Quoting Billy Joel, "I think music in itself is healing. It's an explosive expression of humanity. It's something we are all touched by. No matter what culture we're from, everyone loves music."

The concept of a network completely focused on music and music videos, is obviously appealing to a very broad general audience. In fact, MTV is the top-rated network in its target market of 12- to 24-year-olds. However, airtime on MTV is no longer dominated by music, but by reality shows.

Even the most ardent MTV hater can admit that the network is remarkable at relating to the current interests of teenagers and college students. As I flip through the channels after arriving home from a long day of classes, I tend to stop on MTV for at least one half-hour show, and will end up watching an entire marathon of "Cribs," "Viva La Bam," or "The Real World."

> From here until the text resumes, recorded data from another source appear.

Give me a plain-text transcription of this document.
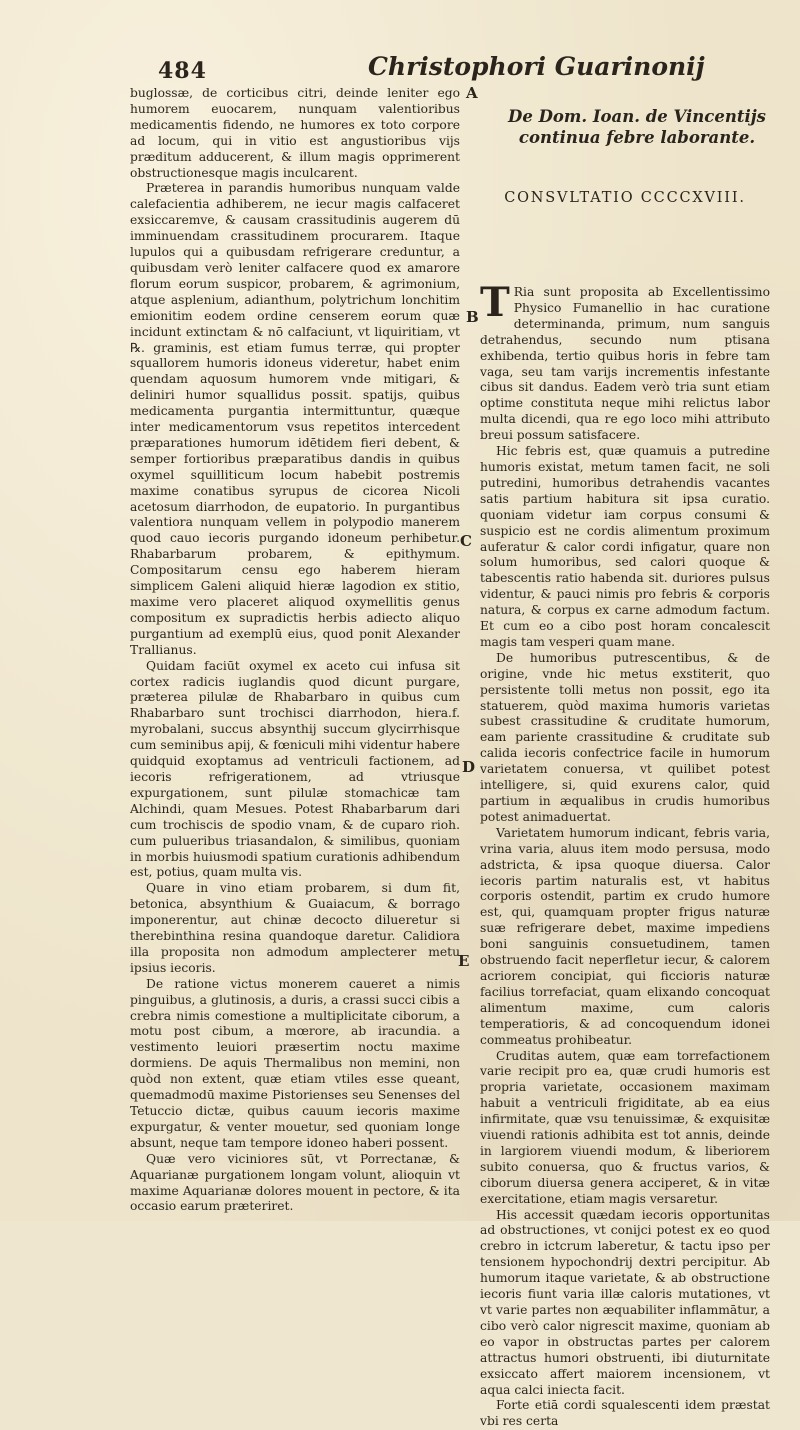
484	Christophori Guarinonij

buglossæ, de corticibus citri, deinde leniter ego humorem euocarem, nunquam valentioribus medicamentis fidendo, ne humores ex toto corpore ad locum, qui in vitio est angustioribus vijs præditum adducerent, & illum magis opprimerent obstructionesque magis inculcarent.

Præterea in parandis humoribus nunquam valde calefacientia adhiberem, ne iecur magis calfaceret exsiccaremve, & causam crassitudinis augerem dū imminuendam crassitudinem procurarem. Itaque lupulos qui a quibusdam refrigerare creduntur, a quibusdam verò leniter calfacere quod ex amarore florum eorum suspicor, probarem, & agrimonium, atque asplenium, adianthum, polytrichum lonchitim emionitim eodem ordine censerem eorum quæ incidunt extinctam & nō calfaciunt, vt liquiritiam, vt ℞. graminis, est etiam fumus terræ, qui propter squallorem humoris idoneus videretur, habet enim quendam aquosum humorem vnde mitigari, & deliniri humor squallidus possit. spatijs, quibus medicamenta purgantia intermittuntur, quæque inter medicamentorum vsus repetitos intercedent præparationes humorum idētidem fieri debent, & semper fortioribus præparatibus dandis in quibus oxymel squilliticum locum habebit postremis maxime conatibus syrupus de cicorea Nicoli acetosum diarrhodon, de eupatorio. In purgantibus valentiora nunquam vellem in polypodio manerem quod cauo iecoris purgando idoneum perhibetur. Rhabarbarum probarem, & epithymum. Compositarum censu ego haberem hieram simplicem Galeni aliquid hieræ lagodion ex stitio, maxime vero placeret aliquod oxymellitis genus compositum ex supradictis herbis adiecto aliquo purgantium ad exemplū eius, quod ponit Alexander Trallianus.

Quidam faciūt oxymel ex aceto cui infusa sit cortex radicis iuglandis quod dicunt purgare, præterea pilulæ de Rhabarbaro in quibus cum Rhabarbaro sunt trochisci diarrhodon, hiera.f. myrobalani, succus absynthij succum glycirrhisque cum seminibus apij, & fœniculi mihi videntur habere quidquid exoptamus ad ventriculi factionem, ad iecoris refrigerationem, ad vtriusque expurgationem, sunt pilulæ stomachicæ tam Alchindi, quam Mesues. Potest Rhabarbarum dari cum trochiscis de spodio vnam, & de cuparo rioh. cum pulueribus triasandalon, & similibus, quoniam in morbis huiusmodi spatium curationis adhibendum est, potius, quam multa vis.

Quare in vino etiam probarem, si dum fit, betonica, absynthium & Guaiacum, & borrago imponerentur, aut chinæ decocto dilueretur si therebinthina resina quandoque daretur. Calidiora illa proposita non admodum amplecterer metu ipsius iecoris.

De ratione victus monerem caueret a nimis pinguibus, a glutinosis, a duris, a crassi succi cibis a crebra nimis comestione a multiplicitate ciborum, a motu post cibum, a mœrore, ab iracundia. a vestimento leuiori præsertim noctu maxime dormiens. De aquis Thermalibus non memini, non quòd non extent, quæ etiam vtiles esse queant, quemadmodū maxime Pistorienses seu Senenses del Tetuccio dictæ, quibus cauum iecoris maxime expurgatur, & venter mouetur, sed quoniam longe absunt, neque tam tempore idoneo haberi possent.

Quæ vero viciniores sūt, vt Porrectanæ, & Aquarianæ purgationem longam volunt, alioquin vt maxime Aquarianæ dolores mouent in pectore, & ita occasio earum præteriret.

A
B
C
D
E
De Dom. Ioan. de Vincentijs continua febre laborante.
CONSVLTATIO CCCCXVIII.

T Ria sunt proposita ab Excellentissimo Physico Fumanellio in hac curatione determinanda, primum, num sanguis detrahendus, secundo num ptisana exhibenda, tertio quibus horis in febre tam vaga, seu tam varijs incrementis infestante cibus sit dandus. Eadem verò tria sunt etiam optime constituta neque mihi relictus labor multa dicendi, qua re ego loco mihi attributo breui possum satisfacere.

Hic febris est, quæ quamuis a putredine humoris existat, metum tamen facit, ne soli putredini, humoribus detrahendis vacantes satis partium habitura sit ipsa curatio. quoniam videtur iam corpus consumi & suspicio est ne cordis alimentum proximum auferatur & calor cordi infigatur, quare non solum humoribus, sed calori quoque & tabescentis ratio habenda sit. duriores pulsus videntur, & pauci nimis pro febris & corporis natura, & corpus ex carne admodum factum. Et cum eo a cibo post horam concalescit magis tam vesperi quam mane.

De humoribus putrescentibus, & de origine, vnde hic metus exstiterit, quo persistente tolli metus non possit, ego ita statuerem, quòd maxima humoris varietas subest crassitudine & cruditate humorum, eam pariente crassitudine & cruditate sub calida iecoris confectrice facile in humorum varietatem conuersa, vt quilibet potest intelligere, si, quid exurens calor, quid partium in æqualibus in crudis humoribus potest animaduertat.

Varietatem humorum indicant, febris varia, vrina varia, aluus item modo persusa, modo adstricta, & ipsa quoque diuersa. Calor iecoris partim naturalis est, vt habitus corporis ostendit, partim ex crudo humore est, qui, quamquam propter frigus naturæ suæ refrigerare debet, maxime impediens boni sanguinis consuetudinem, tamen obstruendo facit neperfletur iecur, & calorem acriorem concipiat, qui ficcioris naturæ facilius torrefaciat, quam elixando concoquat alimentum maxime, cum caloris temperatioris, & ad concoquendum idonei commeatus prohibeatur.

Cruditas autem, quæ eam torrefactionem varie recipit pro ea, quæ crudi humoris est propria varietate, occasionem maximam habuit a ventriculi frigiditate, ab ea eius infirmitate, quæ vsu tenuissimæ, & exquisitæ viuendi rationis adhibita est tot annis, deinde in largiorem viuendi modum, & liberiorem subito conuersa, quo & fructus varios, & ciborum diuersa genera acciperet, & in vitæ exercitatione, etiam magis versaretur.

His accessit quædam iecoris opportunitas ad obstructiones, vt conijci potest ex eo quod crebro in ictcrum laberetur, & tactu ipso per tensionem hypochondrij dextri percipitur. Ab humorum itaque varietate, & ab obstructione iecoris fiunt varia illæ caloris mutationes, vt vt varie partes non æquabiliter inflammātur, a cibo verò calor nigrescit maxime, quoniam ab eo vapor in obstructas partes per calorem attractus humori obstruenti, ibi diuturnitate exsiccato affert maiorem incensionem, vt aqua calci iniecta facit.

Forte etiā cordi squalescenti idem præstat vbi res certa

Music is a quintessential aspect of my life, without it I would literally go crazy. I remember almost three years ago going to a small concert in Boulder with some friends to see a couple of bands of which we had never heard. There were no more than 25 people at the small bar/venue. The second band was the now popular Chicago soft-core punk band Fall Out Boy. I instantly fell in love with this band and have been a die-hard fan ever since. As Fall Out Boy gained popularity nationwide I, as well as the majority of the preexisting fans, stood behind them.

Fall Out Boy was recently nominated for the best new artist Grammy award, and also won the MTV2 award during the 2005 MTV Video Awards. Because of MTV, Fall Out Boy has sold more than 1 million copies of their latest album, "From Under the Cork Tree." You may have seen their debut video (more like the 30 seconds of the video they show on TRL) "Sugar We're Going Down" or the latest hit "Dance, Dance."

MTV undoubtedly can boost the careers of artists today. With that however, the music is compromised and the main focus becomes the visual or sexual appeal of the artists. Britney Spears would most like not have been as popular during the radio era, where talent determined your fame, not your sex appeal.

It is sad the industry has changed so dramatically, and the music business is no longer really about the music but about the business. In my opinion, MTV should not be considered music television, because the majority of the programming has little or nothing to do with music. Still, I am not saying that I don't fall victim to MTV's surprisingly addicting shows.

One can't deny the fact that MTV is an extremely successful and popular network. On the other hand, it is undeniable that the network is completely targeted toward youth and specific societal groups, which significantly narrows their audience.

Music never dies. If MTV were to refocus their programming solely on music of numerous genres, instead of the top 20 hits you always hear, they would more than likely gain a large audience that would never initially tune into MTV.

Erin Aggeler is a sophomore open-option seeking technical journalism major. She is a designer for the Collegian.